Now, I know what you’re thinking.  How can I, Lance, witness this amazing event you so magically describe?  Well, have I got some news for you.  Apparently, no matter where you are on the Earth, you can watch the sun literally just rise, though times may vary, check local listings.  Crazy, right?!  Now … if you want to wake up at 2 AM, travel two hours, enter a national park, drive to a height of 10,000 feet above sea level, stand with grumpy strangers in 40 degree, breezy weather and wait for the sun to “rise” while “serious” photographers using not so serious equipment yell at you for getting in their precious shot (of nothing, because it’s still dark) and corrupting their art for this special and unique event that happens only once a day, everyday … well, for that experience you’ll have to come to Maui’s Haleakala Volcano.  

Photog sets up his shot, ready for when the sun breaches the horizon.  

The rough contours of Maui feel familiar.  It’s a resort-type place, not unlike Vegas.  This confirms my theory that if you travel in any one direction long enough, things repeat because humans aren’t creative enough to invent truly new experiences.  Big hotels with all the familiar amenities dot the landscape along the coast, with tourist care and feeding stalls, like restaurants and shops, are just inland of that, and real people live further inland still.  As we walked through the requisite outlet mall, we passed the also requisite Le Creuset store.  Odd store for a tourists, yet it’s always around.  I guess people come on vacation and all the fine dining goes to their heads.  The thinking goes, “I”m a foodie now, as indicated by the teenage waiter at The Westin who complimented my entre choice, and as a foodie I deserve an expensive, colorful, French pot that cooks things just a little better.  Plus, free shipping’s included because foodies, like me, don’t travel with their cookware.”  

Everyone wore a white blanket, likely from their hotel or rental.  Since everyone shops at Costco, it’s the same blanket.  A bunch of people dressed in white robes, staring at the horizon, waiting for the sun to rise gave this experience a cult-like feel I found amusing.  

Maui exists because of two now likely extinct volcanoes, Haleakala and the other one.  Between them is a causeway which connects the two mountains, which consists of eroded volcanic rock.  If the ocean were 70’ high, they would be two separate islands.  Haleakala is the taller one, and last erupted 800 years ago.  Same “dermatological” reasoning, via a hot spot, but the crust has floated on by and the hot spot is now under The Big Island to the east and south.  It is unlikely these giants will ever erupt again and have begun the quick, geologically speaking, process of eroding into the sea, their entire existence a rounding error in the totality of Earth’s time.  

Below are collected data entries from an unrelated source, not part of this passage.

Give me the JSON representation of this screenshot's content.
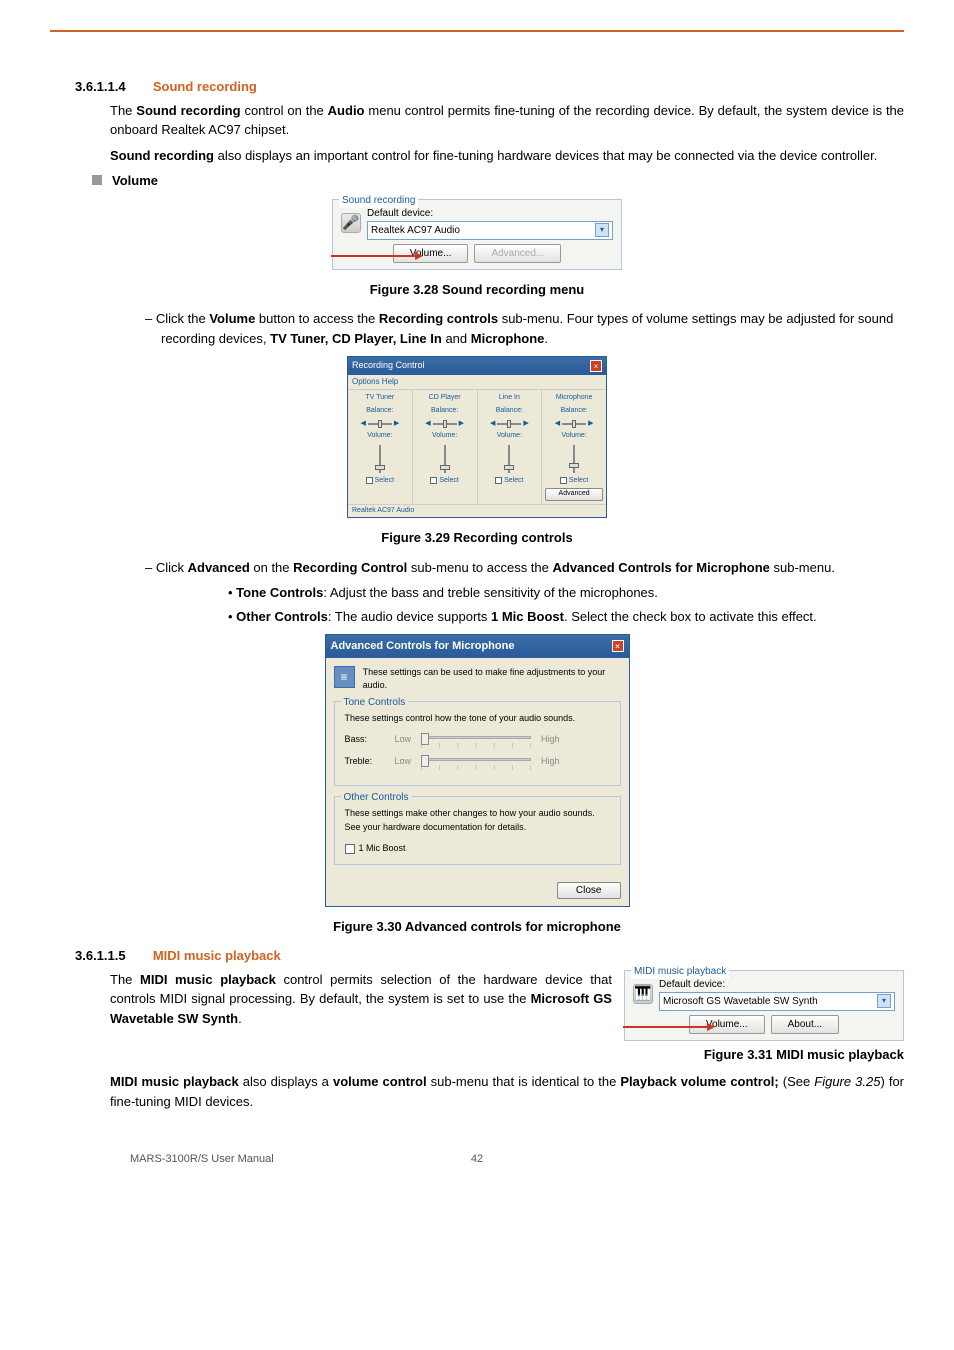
{
  "sections": {
    "sr": {
      "num": "3.6.1.1.4",
      "title": "Sound recording",
      "p1_a": "The ",
      "p1_b": "Sound recording",
      "p1_c": " control on the ",
      "p1_d": "Audio",
      "p1_e": " menu control permits fine-tuning of the recording device. By default, the system device is the onboard Realtek AC97 chipset.",
      "p2_a": "Sound recording",
      "p2_b": " also displays an important control for fine-tuning hardware devices that may be connected via the device controller.",
      "bullet": "Volume",
      "panel": {
        "title": "Sound recording",
        "default": "Default device:",
        "device": "Realtek AC97 Audio",
        "volume": "Volume...",
        "advanced": "Advanced..."
      },
      "caption1": "Figure 3.28 Sound recording menu",
      "sub1_a": "Click the ",
      "sub1_b": "Volume",
      "sub1_c": " button to access the ",
      "sub1_d": "Recording controls",
      "sub1_e": " sub-menu. Four types of volume settings may be adjusted for sound recording devices, ",
      "sub1_f": "TV Tuner, CD Player, Line In",
      "sub1_g": " and ",
      "sub1_h": "Microphone",
      "sub1_i": "."
    },
    "rc": {
      "title": "Recording Control",
      "menu": "Options   Help",
      "cols": [
        "TV Tuner",
        "CD Player",
        "Line In",
        "Microphone"
      ],
      "balance": "Balance:",
      "volume": "Volume:",
      "select": "Select",
      "advanced": "Advanced",
      "foot": "Realtek AC97 Audio",
      "caption": "Figure 3.29 Recording controls"
    },
    "adv": {
      "sub2_a": "Click ",
      "sub2_b": "Advanced",
      "sub2_c": " on the ",
      "sub2_d": "Recording Control",
      "sub2_e": " sub-menu to access the ",
      "sub2_f": "Advanced Controls for Microphone",
      "sub2_g": " sub-menu.",
      "tc_a": "Tone Controls",
      "tc_b": ": Adjust the bass and treble sensitivity of the microphones.",
      "oc_a": "Other Controls",
      "oc_b": ": The audio device supports ",
      "oc_c": "1 Mic Boost",
      "oc_d": ". Select the check box to activate this effect.",
      "dialog": {
        "title": "Advanced Controls for Microphone",
        "intro": "These settings can be used to make fine adjustments to your audio.",
        "tone_title": "Tone Controls",
        "tone_desc": "These settings control how the tone of your audio sounds.",
        "bass": "Bass:",
        "treble": "Treble:",
        "low": "Low",
        "high": "High",
        "other_title": "Other Controls",
        "other_desc": "These settings make other changes to how your audio sounds. See your hardware documentation for details.",
        "mic_boost": "1  Mic Boost",
        "close": "Close"
      },
      "caption": "Figure 3.30 Advanced controls for microphone"
    },
    "midi": {
      "num": "3.6.1.1.5",
      "title": "MIDI music playback",
      "p1_a": "The ",
      "p1_b": "MIDI music playback",
      "p1_c": " control permits selection of the hardware device that controls MIDI signal processing. By default, the system is set to use the ",
      "p1_d": "Microsoft GS Wavetable SW Synth",
      "p1_e": ".",
      "panel": {
        "title": "MIDI music playback",
        "default": "Default device:",
        "device": "Microsoft GS Wavetable SW Synth",
        "volume": "Volume...",
        "about": "About..."
      },
      "caption": "Figure 3.31 MIDI music playback",
      "p2_a": "MIDI music playback",
      "p2_b": " also displays a ",
      "p2_c": "volume control",
      "p2_d": " sub-menu that is identical to the ",
      "p2_e": "Playback volume control;",
      "p2_f": " (See ",
      "p2_g": "Figure 3.25",
      "p2_h": ") for fine-tuning MIDI devices."
    }
  },
  "footer": {
    "left": "MARS-3100R/S User Manual",
    "center": "42"
  }
}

Soon now.  Anticipation builds.  

10,000 feet is high for humans.  We stop working well above this altitude.  It’s about the max humans can comfortably live.  Planes are pressurized to between 6000 and 8000 feet, and few describe those environments as pleasant.  Hiking, or anything else requiring oxygen, is more difficult to do in the thin air.  Your heart beats faster trying to oxygenate tissues which can be disconcerting.  At this height we are above much of the atmosphere by volume, and approximately 90% of the atmospheric moisture.  The clouds are below, really, everything is below you.  It is impossible to describe the crispness and stillness of the air.  The views of the ocean and Maui just sublime.  I could have spent all day sitting in a chair, watching the world below.  If I ever make it back here, maybe I will.  

I’ll bring a blue Costco, “Tommy Bahama” backpack beach chair (which seems to be the state chair of Hawaii), start a fire, and with my bright orange Le Creuset stockpot make a hearty stew.  It’s pretty chilly up there, and I need to buy a good pot anyway.  Might as well get it here.  

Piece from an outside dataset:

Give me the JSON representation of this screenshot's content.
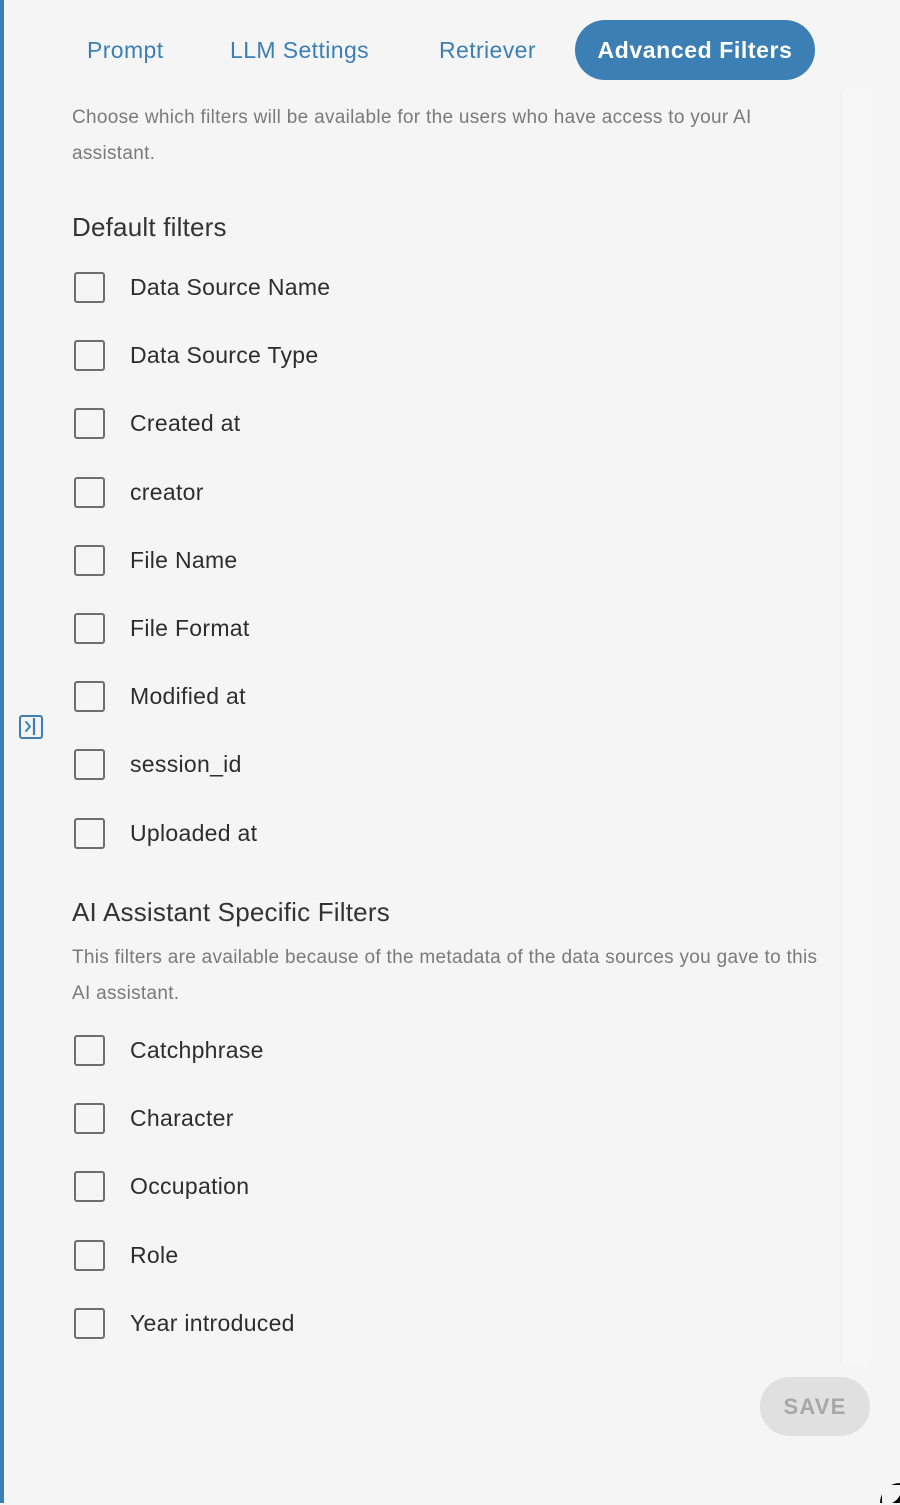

A spec appears, and we are treated to a stunning light and color show.
Finally!  I realize I didn’t get any pictures of the actual sunrise itself.  I’ve given up trying to capture things so immensely beautiful.  It’s always a disappointment.  
Here you get a sense of how high we are.  There are no trees at this elevation, and other vegetation is sparse.  Also endangered, because humans tromp all over the place and destabilize the already weak volcanic rock.
The observatories are close by, but have no public access.
The sun is fully up.  I’ve walked around and am looking back up at the observation area.  It is the highest point on the mountain. 
Just a stunning view.  The volcanoes here are not composite volcanoes, which are devastating when they erupt.  These are all shield volcanoes.  Their name comes from their shape. 
This crater is where the magic happened, 800 years ago.  These hills, called cinder cones, are where magma would have come bubbling up before it flowed down the slopes, creating the Maui that we know today, layer by layer, eruption by eruption.  This “hill” is 1200’ tall, according to the guide I easdroped on.  It doesn’t look like because there are no human made structures to compare.  The Empire State Building is 1250’ to the top floor.  Only the spire would poke above our little hill here.  Also notice after 800 years, vegetations has yet to recolonize the rocky surface.  There are several cinder cones in the crater, which makes sense.  As the crust moved over the hotspot, magma would find new routes to the surface.